Hello, friends!
First, let me say that the image above was taken for two reasons: to continue with my overarching “hand” theme, and to talk to the garden motif that is in this particular piece (okay, if I’m honest, a third reason is to celebrate a fresh henna stain, even though it has NO relevance to this bit of writing). I must say it was NOT meant to suggest that I have in any way (other than consumption) been involved in cultivating the tomatoes OR the flowers. That’s all John, and for the beauty and yumminess he brings into my life and house, I will be forever grateful.
I invite you to listen to this particular piece in audio rather than (or in addition to) just reading the words here. This would affirm my learning all the ins and outs of how to record/upload/embed audio, and I know you’d like to support me in that way!
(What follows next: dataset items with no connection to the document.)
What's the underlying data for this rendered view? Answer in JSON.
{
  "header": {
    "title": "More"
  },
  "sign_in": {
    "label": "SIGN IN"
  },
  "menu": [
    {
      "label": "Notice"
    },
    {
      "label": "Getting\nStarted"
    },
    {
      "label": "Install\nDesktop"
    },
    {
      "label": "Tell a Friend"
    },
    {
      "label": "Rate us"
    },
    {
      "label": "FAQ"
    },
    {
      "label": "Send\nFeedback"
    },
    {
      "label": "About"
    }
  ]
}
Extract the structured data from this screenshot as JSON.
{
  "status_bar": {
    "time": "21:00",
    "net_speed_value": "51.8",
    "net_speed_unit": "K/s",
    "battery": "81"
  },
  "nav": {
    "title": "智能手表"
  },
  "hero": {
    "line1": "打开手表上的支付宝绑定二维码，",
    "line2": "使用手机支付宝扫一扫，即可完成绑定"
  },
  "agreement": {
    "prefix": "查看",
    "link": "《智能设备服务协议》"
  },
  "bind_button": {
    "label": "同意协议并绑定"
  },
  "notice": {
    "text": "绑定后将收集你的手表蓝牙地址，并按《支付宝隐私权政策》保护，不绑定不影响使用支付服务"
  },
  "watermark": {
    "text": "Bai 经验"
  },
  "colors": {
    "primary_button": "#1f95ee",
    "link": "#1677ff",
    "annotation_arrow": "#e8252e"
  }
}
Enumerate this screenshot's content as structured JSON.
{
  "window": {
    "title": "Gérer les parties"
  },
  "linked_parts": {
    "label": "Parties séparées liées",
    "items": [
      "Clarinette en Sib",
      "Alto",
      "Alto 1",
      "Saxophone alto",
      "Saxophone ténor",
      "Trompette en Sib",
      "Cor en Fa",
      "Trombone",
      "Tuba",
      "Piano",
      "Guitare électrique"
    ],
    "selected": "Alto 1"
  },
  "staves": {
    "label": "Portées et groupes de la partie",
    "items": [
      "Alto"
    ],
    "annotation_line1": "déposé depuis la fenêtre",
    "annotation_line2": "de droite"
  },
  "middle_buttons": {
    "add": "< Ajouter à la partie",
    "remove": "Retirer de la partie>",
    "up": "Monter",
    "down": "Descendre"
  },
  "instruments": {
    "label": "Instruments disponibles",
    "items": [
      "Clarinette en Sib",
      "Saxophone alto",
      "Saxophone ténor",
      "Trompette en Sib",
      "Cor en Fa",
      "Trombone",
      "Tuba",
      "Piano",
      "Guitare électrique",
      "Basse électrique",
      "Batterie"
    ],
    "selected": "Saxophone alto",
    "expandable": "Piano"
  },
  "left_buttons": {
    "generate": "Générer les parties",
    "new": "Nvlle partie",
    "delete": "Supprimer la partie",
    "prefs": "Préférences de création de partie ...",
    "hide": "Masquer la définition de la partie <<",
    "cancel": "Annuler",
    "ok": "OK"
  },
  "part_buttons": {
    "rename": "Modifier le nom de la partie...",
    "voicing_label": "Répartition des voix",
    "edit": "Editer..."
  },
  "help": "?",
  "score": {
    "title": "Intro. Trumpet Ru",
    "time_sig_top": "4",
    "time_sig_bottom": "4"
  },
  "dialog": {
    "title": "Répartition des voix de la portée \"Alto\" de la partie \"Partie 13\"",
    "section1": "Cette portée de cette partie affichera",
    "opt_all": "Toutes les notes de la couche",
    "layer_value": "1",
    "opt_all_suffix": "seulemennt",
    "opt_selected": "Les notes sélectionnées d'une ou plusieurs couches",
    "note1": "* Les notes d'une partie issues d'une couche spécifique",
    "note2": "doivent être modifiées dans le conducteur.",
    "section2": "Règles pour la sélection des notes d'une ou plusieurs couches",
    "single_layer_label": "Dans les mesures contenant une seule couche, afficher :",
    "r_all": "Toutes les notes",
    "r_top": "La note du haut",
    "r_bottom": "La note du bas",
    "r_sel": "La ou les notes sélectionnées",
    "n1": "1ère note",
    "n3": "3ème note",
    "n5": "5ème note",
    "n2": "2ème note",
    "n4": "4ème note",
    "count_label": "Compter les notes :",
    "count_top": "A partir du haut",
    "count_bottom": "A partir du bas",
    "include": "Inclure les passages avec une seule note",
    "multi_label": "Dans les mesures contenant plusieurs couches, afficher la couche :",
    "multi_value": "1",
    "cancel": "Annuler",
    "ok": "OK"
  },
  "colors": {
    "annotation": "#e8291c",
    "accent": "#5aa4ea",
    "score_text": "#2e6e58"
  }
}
Kidding. But I do think this piece, more poetry than prose, is best heard.
One note: I refer to “Norma” in the poem…that’s Norma McCorvey, also known as Jane Roe in the Roe v. Wade decision… not Marilyn Monroe, or any other Norma, including your mom’s friend from church.
Here’s the 12+minute audio, which includes a short intro and end comment that are not included in the text of the poem below it. Thanks for listening:
Life of the Mother
It was Mother’s Day on the cusp of the death
of Roe v. Wade & we’re looking down the barrel
of a future where our collective daughter won’t have
the trust to do what’s just for her, regardless of how
and why... I feel it building in my body, a fear for her
bundled with an unwanted rage rising…and then my birth
day, and the gun goes off, the ringing so loud in my ears
I can’t take it, June 24th when my stomach drops, Dobbs
on the docket and I think, how will we make it safe
for the babies, not the nice little blobs in the wanted
sonograms, but my nieces in Texas in their 20’s
in the 2020’s, how can they be and live and breathe
and be okay? How can they love if their bodies
are bound by this bullshit? How will this work?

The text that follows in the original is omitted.